Core code showing the entire flow from reading Excel to sending to the API. For production use, add error handling, retries, and logging.

#!/usr/bin/env python3
"""Excel -> JSON -> API conversion pipeline core code"""

import pandas as pd
import requests
import json

# 1. Read Excel
df = pd.read_excel("report.xlsx", sheet_name="Sales Summary",
                    dtype={'customer_code': str})

# 2. Cleanse data
df = df.dropna(how='all')
df['order_amount'] = pd.to_numeric(
    df['order_amount'].astype(str).str.replace(',', ''),
    errors='coerce'
).fillna(0).astype(int)
df['order_date'] = pd.to_datetime(df['order_date'], errors='coerce')

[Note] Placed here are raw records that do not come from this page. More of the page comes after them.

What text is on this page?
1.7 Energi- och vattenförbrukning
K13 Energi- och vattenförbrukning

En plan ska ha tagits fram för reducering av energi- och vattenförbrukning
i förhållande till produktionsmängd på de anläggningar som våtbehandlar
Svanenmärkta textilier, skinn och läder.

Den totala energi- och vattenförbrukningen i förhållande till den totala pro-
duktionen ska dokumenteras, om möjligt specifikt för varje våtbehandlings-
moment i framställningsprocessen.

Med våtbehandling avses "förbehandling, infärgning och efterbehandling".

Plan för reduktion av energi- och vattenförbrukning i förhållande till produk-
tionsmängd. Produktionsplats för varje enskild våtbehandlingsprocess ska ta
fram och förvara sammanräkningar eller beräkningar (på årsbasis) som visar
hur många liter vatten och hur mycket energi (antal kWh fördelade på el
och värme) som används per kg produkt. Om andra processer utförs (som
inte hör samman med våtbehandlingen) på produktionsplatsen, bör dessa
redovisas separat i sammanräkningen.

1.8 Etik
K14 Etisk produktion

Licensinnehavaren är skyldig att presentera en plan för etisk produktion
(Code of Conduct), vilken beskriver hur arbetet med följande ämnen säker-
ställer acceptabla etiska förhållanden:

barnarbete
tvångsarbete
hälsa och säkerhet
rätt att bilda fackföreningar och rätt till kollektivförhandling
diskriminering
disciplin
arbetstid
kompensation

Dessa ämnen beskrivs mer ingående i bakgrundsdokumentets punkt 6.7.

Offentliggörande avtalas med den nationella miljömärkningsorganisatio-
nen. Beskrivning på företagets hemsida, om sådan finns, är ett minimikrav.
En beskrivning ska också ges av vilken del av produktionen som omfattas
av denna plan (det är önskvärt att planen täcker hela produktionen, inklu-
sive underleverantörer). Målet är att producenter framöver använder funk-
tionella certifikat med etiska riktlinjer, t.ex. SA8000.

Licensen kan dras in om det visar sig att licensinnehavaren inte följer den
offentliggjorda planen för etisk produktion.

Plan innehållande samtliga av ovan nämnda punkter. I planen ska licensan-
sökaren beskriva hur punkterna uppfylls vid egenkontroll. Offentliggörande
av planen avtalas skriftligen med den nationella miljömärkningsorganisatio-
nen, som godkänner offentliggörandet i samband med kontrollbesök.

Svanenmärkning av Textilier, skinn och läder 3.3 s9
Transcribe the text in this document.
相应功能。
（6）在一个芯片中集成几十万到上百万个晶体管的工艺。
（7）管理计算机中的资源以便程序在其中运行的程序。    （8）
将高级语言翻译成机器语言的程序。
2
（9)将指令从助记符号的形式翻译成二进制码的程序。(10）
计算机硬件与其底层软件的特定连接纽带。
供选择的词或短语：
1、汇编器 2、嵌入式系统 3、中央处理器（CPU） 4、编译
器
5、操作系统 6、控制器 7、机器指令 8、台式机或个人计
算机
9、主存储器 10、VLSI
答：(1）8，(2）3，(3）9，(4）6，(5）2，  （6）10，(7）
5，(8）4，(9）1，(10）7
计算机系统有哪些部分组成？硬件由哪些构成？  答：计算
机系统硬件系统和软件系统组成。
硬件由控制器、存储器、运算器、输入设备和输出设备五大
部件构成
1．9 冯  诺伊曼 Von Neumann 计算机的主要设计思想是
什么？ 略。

# 3. Convert to JSON (column name mapping + date conversion)
column_map = {'order_id': 'order_id', 'customer_name': 'customer_name',
              'order_amount': 'amount', 'order_date': 'order_date'}
df = df.rename(columns=column_map)
df['order_date'] = df['order_date'].apply(
    lambda x: x.isoformat() if pd.notna(x) else None
)
records = df.where(pd.notna(df), None).to_dict(orient='records')

# 4. Send to API (in batches)
headers = {"Content-Type": "application/json",
           "Authorization": "Bearer YOUR_TOKEN"}
BATCH = 50
for i in range(0, len(records), BATCH):
    batch = records[i:i+BATCH]
    resp = requests.post("https://api.example.com/v1/orders",
                         json={"data": batch}, headers=headers, timeout=30)
    print(f"Batch {i//BATCH+1}: {resp.status_code}")

Common Mistakes

Excel dates being read as integers (serial numbers)

Excel internally stores dates as the number of days since 1900-01-01. pandas read_excel() usually auto-converts, but if the cell format is "General", it reads as numbers like 44927. Manually convert with pd.to_datetime(df["date"], unit="D", origin="1899-12-30"), or correctly set the date format in the original Excel file.

NaN values being transmitted as "NaN" strings in JSON

Python's float("nan") is not a valid value in the JSON standard. json.dumps() outputs NaN as-is, causing API parsing errors. Convert NaN to None in the DataFrame with .where(pd.notna(df), None), or separately remove NaN values after to_dict().

Non-ASCII characters in JSON getting corrupted at the API server

The json= parameter in requests.post() automatically encodes to UTF-8. However, when saving to a file, not using json.dumps(data, ensure_ascii=False) will escape non-ASCII characters as \uXXXX. Explicitly adding charset=utf-8 to the API Content-Type header is also safer.

Timeouts when POSTing large amounts of data all at once

Sending thousands of records at once can cause memory issues on both the server and client. Split into batches of 50-100 records, with 0.5-1 second intervals between each batch to distribute the load on the API server. Retry logic for failed batches only is also essential.